= Radell Lockhart =

American football player and coach (born 1979)

Radell Bernard Lockhart (born May 11, 1979 in Charlotte, North Carolina) is an American football defensive line coach with the Catawba Indians college football team.

== High school career ==
Radell was a three-year starter at Independence High School in his home town and lettered in track.

== College career ==
Lockhart was a four-year letterman who played in 44 games as defensive end.

| Year | Starts | Tackles | Other plays | Honors |
|---|---|---|---|---|
| 1997 (Freshman) | 11 | 36 | 1.5 sacks, 2 quarterback pressures |  |
| 1998 (Sophomore) | 10 | 43 | 3.5 sacks, 2 fumble recoveries and a blocked field goal |  |
| 1999 (Junior) | 11 | 78 | 12 sacks, 40 quarterback pressures and 45 tackles for a loss | Named second-team, All-Conference and first-team, All-Region as a junior |
| 2000 (Senior) | 12 | 74 | 31 tackles for a loss, 10 sacks and 44 quarterback pressures | Earned first team All-America, All-Region and All-Conference honours.

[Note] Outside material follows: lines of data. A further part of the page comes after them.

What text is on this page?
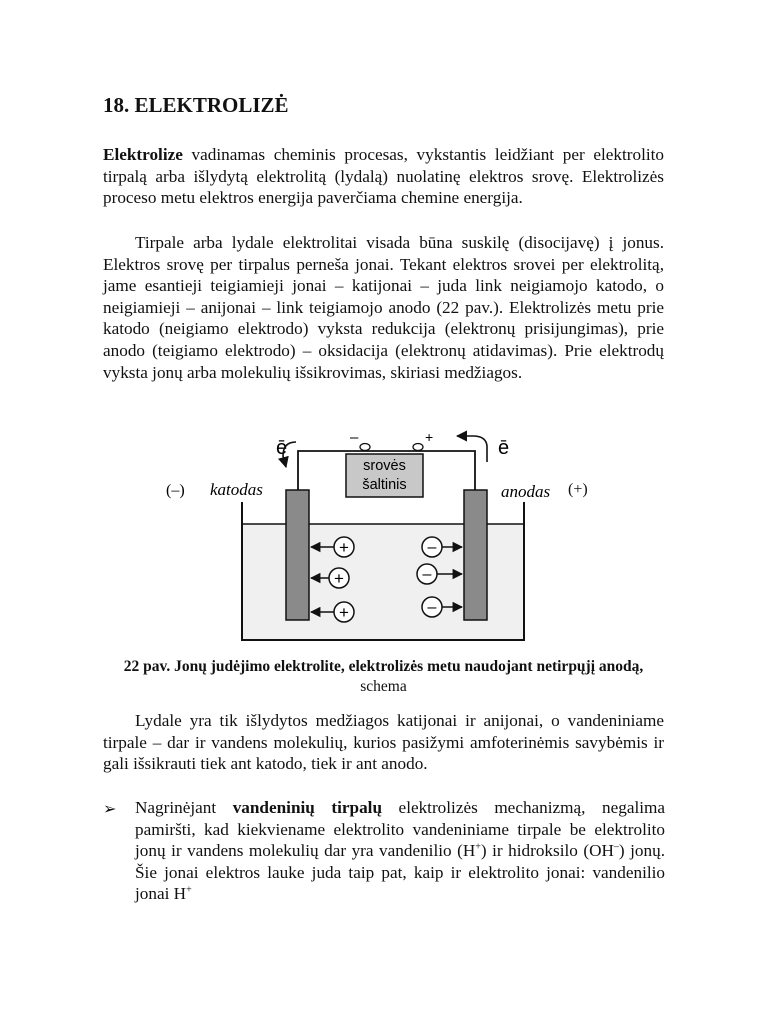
18. ELEKTROLIZĖ

Elektrolize vadinamas cheminis procesas, vykstantis leidžiant per elektrolito tirpalą arba išlydytą elektrolitą (lydalą) nuolatinę elektros srovę. Elektrolizės proceso metu elektros energija paverčiama chemine energija.

Tirpale arba lydale elektrolitai visada būna suskilę (disocijavę) į jonus. Elektros srovę per tirpalus perneša jonai. Tekant elektros srovei per elektrolitą, jame esantieji teigiamieji jonai – katijonai – juda link neigiamojo katodo, o neigiamieji – anijonai – link teigiamojo anodo (22 pav.). Elektrolizės metu prie katodo (neigiamo elektrodo) vyksta redukcija (elektronų prisijungimas), prie anodo (teigiamo elektrodo) – oksidacija (elektronų atidavimas). Prie elektrodų vyksta jonų arba molekulių išsikrovimas, skiriasi medžiagos.

srovės
šaltinis
–	+
ē	ē
(–) katodas	anodas
+
+
+
–
–
–
(+)

22 pav. Jonų judėjimo elektrolite, elektrolizės metu naudojant netirpųjį anodą, schema

Lydale yra tik išlydytos medžiagos katijonai ir anijonai, o vandeniniame tirpale – dar ir vandens molekulių, kurios pasižymi amfoterinėmis savybėmis ir gali išsikrauti tiek ant katodo, tiek ir ant anodo.

➢ Nagrinėjant vandeninių tirpalų elektrolizės mechanizmą, negalima pamiršti, kad kiekviename elektrolito vandeniniame tirpale be elektrolito jonų ir vandens molekulių dar yra vandenilio (H+) ir hidroksilo (OH–) jonų. Šie jonai elektros lauke juda taip pat, kaip ir elektrolito jonai: vandenilio jonai H+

Named Defensive conference player of the year |

== Pro career ==

Lockhart's professional career began when he signed with the Jacksonville Jaguars as an undrafted college free agent on April 26, 2001; he was released by Jacksonville following training camp on August 30, 2001. He was signed by the New England Patriots six months later, on February 11, 2002 and allocated to the Scottish Claymores of NFL Europe. As their defensive end he totaled 18 tackles (14 solos), forced three fumbles and broke up two passes.

He was released by New England after training camp on August 30, 2002 but played a second season in NFL Europe with the Scottish Claymores after being a protected player and being drafted as a free agent. During the 2003 NFL Europe season Lockhart had 25 tackles (19 solo), 6 sacks, a forced fumble and 10 passes defensed.

He was signed by the New York Giants on June 18, 2003 after the 2003 NFL Europe season ended. After being released by the Giants on September 1, 2003, he made his third appearance in the NFL Europe League, this time appearing with the Frankfurt Galaxy, whom he helped to an appearance in the 2004 World Bowl.

Radell re-signed with the New York Giants and took a place on their practice squad on July 29, 2004 but was released again two months later, on September 6, 2004. He then signed with the New York Jets practice squad on September 6, 2005 and was released from the practice squad on September 27, 2005. He was signed to the San Diego Chargers practice squad on December 13, 2005 and released from the practice squad December 28, 2005.

== Post-pro career ==
After being released by the San Diego Chargers, Radell went back to his college roots at Catawba College to become their defensive line assistant coach where he remains today.